Compare the results and discuss.

Answer 1

Answer:

$W_{12}=-53.9056KJ$

Part A:

$Q=-7.03734 KJ/Kg$ (-ve sign shows heat is getting out)

Part B:

$Q=1.5265KJ/Kg$ (Heat getting in)

The value of Q at constant specific heat is approximately 361% in difference with variable specific heat and at constant specific heat Q has opposite direction (going in) than Q which is calculated in Part B from table A-23. So taking constant specific heat is not a good idea and is questionable.

Explanation:

Assumptions:

1. Gas is ideal
2. System is closed system.
3. K.E and P.E is neglected
4. Process is polytropic

Since Process is polytropic so  $W_{12} =\frac{P_{2}V_{2}-P_{1}V_{1}}{1-n}$

Where n=1.25

Since Process is polytropic :

$\frac{V_{2}}{V_{1}}=(\frac{P_{1}}{P_{2}})^{\frac{1}{1.25}} \\V_{2}= (\frac{P_{1}}{P_{2}})^{\frac{1}{1.25}} *V_{1}$

$V_{2}= (\frac{0.7}{11})^{\frac{1}{1.25}} *0.262\\V_{2}=0.028924 m^3$

Now,$W_{12} =\frac{P_{2}V_{2}-P_{1}V_{1}}{1-n}$

$W_{12} =\frac{11*0.028924-0.7*0.262}{1-1.25}(\frac{10^{5}N/m^2}{1 bar})(\frac{1 KJ}{10^{3}Nm})$

$W_{12}=-53.9056KJ$

We will now calculate mass (m) and Temperature T_2.
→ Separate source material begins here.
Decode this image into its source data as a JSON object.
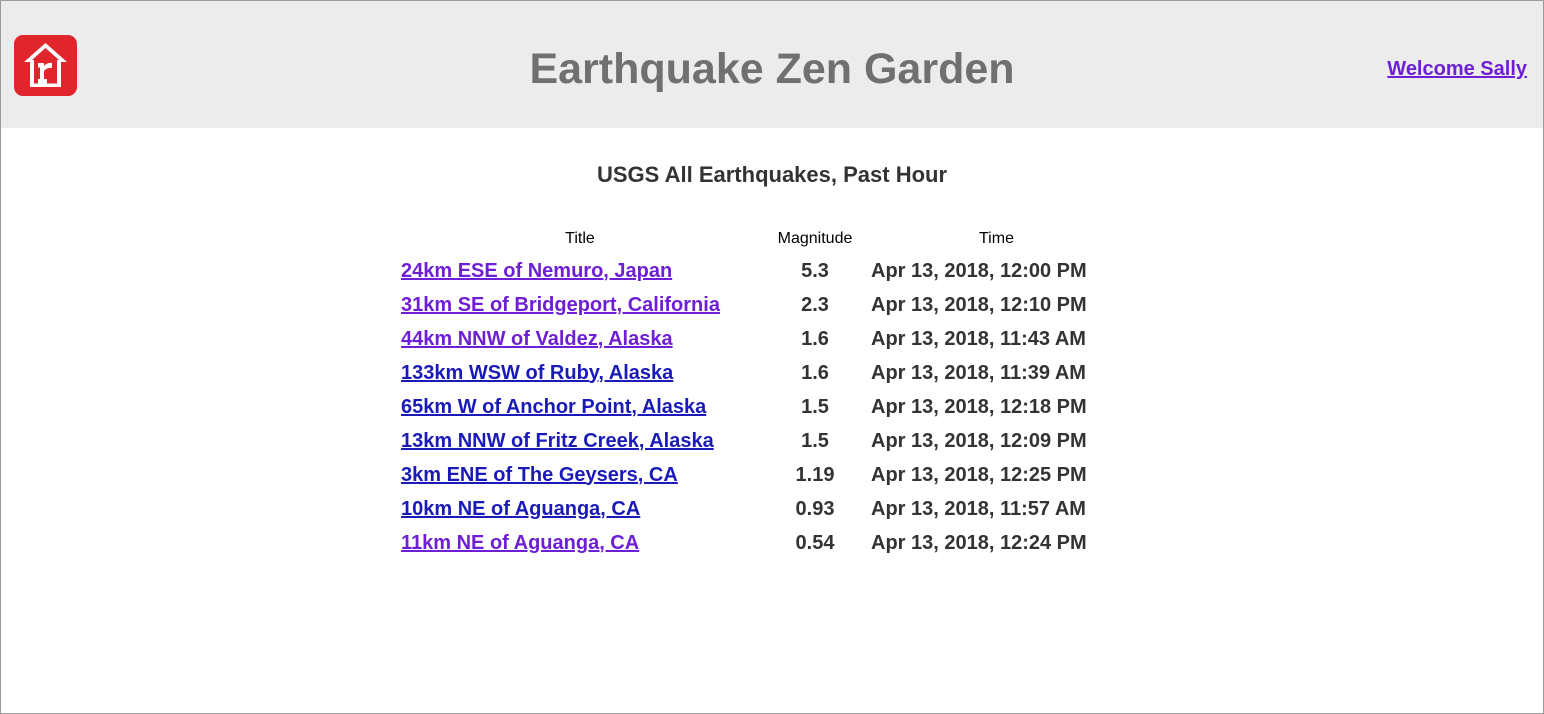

$m=\frac{P_{1}V_{1}}{RT_{1}}\\ m=\frac{0.7*0.262}{\frac{8.314KJ}{44.01Kg.K}*320}(\frac{10^{5}N/m^2}{1 bar})(\frac{1 KJ}{10^{3}Nm})\\m=0.30338Kg$

$T_{2} =\frac{P_{2}V_{2}}{Rm}\\ m=\frac{11*0.028924}{\frac{8.314KJ}{44.01Kg.K}*0.30338}(\frac{10^{5}N/m^2}{1 bar})(\frac{1 KJ}{10^{3}Nm})\\T_{2} =555.14K$

Part A:

According to energy balance::

$Q=mc_{v}(T_{2}-T_{1})+W_{12}$

From A-20, C_v for Carbon dioxide at 300 K is 0.657 KJ/Kg.k

$Q=0.30338*0.657(555.14-320)+(-53.9056)$

$Q=-7.03734 KJ/Kg$ (-ve sign shows heat is getting out)

Part B:

From Table A-23:

$u_{1} at 320K = 7526 KJ/Kg$

$u_{2} at 555.14K = 15567.292$ (By interpolation)

$Q=m(\frac{u(T_{2})-u(T_{1})}{M} )+W_{12}$

$Q=0.30338(\frac{15567.292-7526}{44.01} )+(-53.9056)$

$Q=1.5265KJ/Kg$ (Heat getting in)

The value of Q at constant specific heat is approximately 361% in difference with variable specific heat and at constant specific heat Q has opposite direction (going in) than Q which is calculated in Part B from table A-23. So taking constant specific heat is not a good idea and is questionable.